Produtores de abacaxi de Terra de Areia, no Litoral Norte do Rio Grande do Sul, celebram a excelente safra deste ano.
Maior produtor de abacaxi do Rio Grande do Sul, o município de Terra de Areia possui cerca de 130 hectares dedicados ao cultivo da fruta. “Envolvendo mais de 120 famílias na produção, além de trabalhadores que atuam de forma indireta na atividade”, ressaltou o a Emater/RS-Ascar.
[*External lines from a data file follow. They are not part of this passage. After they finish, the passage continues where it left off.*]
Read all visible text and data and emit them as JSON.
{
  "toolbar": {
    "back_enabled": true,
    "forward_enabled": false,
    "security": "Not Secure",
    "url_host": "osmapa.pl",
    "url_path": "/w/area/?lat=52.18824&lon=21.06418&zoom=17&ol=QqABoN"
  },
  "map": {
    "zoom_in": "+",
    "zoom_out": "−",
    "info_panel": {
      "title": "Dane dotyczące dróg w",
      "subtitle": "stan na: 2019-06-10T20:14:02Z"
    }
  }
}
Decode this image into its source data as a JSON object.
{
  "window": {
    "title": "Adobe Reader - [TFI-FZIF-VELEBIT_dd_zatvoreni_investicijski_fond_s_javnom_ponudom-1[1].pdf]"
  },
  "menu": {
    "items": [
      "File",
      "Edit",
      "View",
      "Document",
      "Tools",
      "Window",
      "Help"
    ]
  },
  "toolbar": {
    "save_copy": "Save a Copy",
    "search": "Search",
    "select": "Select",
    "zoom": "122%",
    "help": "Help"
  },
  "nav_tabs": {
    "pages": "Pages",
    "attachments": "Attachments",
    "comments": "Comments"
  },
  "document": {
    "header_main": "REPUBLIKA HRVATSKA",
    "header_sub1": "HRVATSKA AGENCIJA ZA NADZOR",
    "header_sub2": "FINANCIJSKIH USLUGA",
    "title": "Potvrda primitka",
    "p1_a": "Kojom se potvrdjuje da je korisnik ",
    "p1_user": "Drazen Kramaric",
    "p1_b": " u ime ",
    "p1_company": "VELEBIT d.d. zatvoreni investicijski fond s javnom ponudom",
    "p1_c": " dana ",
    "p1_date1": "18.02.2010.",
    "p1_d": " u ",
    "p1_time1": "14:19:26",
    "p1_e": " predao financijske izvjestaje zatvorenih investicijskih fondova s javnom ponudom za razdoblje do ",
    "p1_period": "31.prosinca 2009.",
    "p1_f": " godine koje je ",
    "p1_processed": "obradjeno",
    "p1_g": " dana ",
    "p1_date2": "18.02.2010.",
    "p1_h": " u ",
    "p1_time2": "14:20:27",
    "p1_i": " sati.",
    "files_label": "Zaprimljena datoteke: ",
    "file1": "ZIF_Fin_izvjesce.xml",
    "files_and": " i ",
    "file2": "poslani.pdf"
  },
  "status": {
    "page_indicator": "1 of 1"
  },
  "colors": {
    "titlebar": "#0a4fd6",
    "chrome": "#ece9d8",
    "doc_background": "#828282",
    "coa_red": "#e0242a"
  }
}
As condições climáticas dos últimos meses favoreceram o desenvolvimento das plantações e resultaram em frutos de alta qualidade. Segundo o extensionista rural da Emater/RS-Ascar, Wolnei Fenner, em torno de oito milhões de abacaxis devem ser colhidos nesta safra em Terra de Areia.
“A safra deste ano está superando todas as expectativas. Tem sido uma das melhores dos últimos anos. O clima tem contribuído muito, o que proporciona uma maior qualidade e quantidade de frutos colhidos. Os produtores estão muito contentes”, ressaltou Fenner.
Por ser uma fruta não climatérica, que não amadurece após a colheita, o abacaxi precisa ser colhido próximo ao momento do consumo. A proximidade com os consumidores gaúchos se torna um diferencial e permite que o produto de Terra de Areia se destaque em relação aos abacaxis vindos de outras regiões do país.
“Abacaxis de outros estados não podem ser colhidos muito maduros, pois não aguentariam o transporte até o Rio Grande do Sul. Então o fruto é colhido verde, o que faz com que ele chegue ao estado com uma certa acidez e com baixo teor de açúcar. Enquanto isso, os produtores de Terra de Areia conseguem colher o abacaxi maduro, resultando numa fruta com baixa acidez e teor de açúcar mais alto, o que agrada o paladar do consumidor gaúcho”, explicou Fenner.
Os produtores também têm investido em técnicas de manejo, como maior adubação, para aumentar o tamanho dos frutos e tornar o abacaxi mais bem aceito no mercado.
“O abacaxi de Terra de Areia sempre foi muito bom, mas considerado pequeno. Hoje os produtores têm conseguido fazer frutas com tamanho maior do que aqueles que eram comercializados há uma década”, comentou Fenner.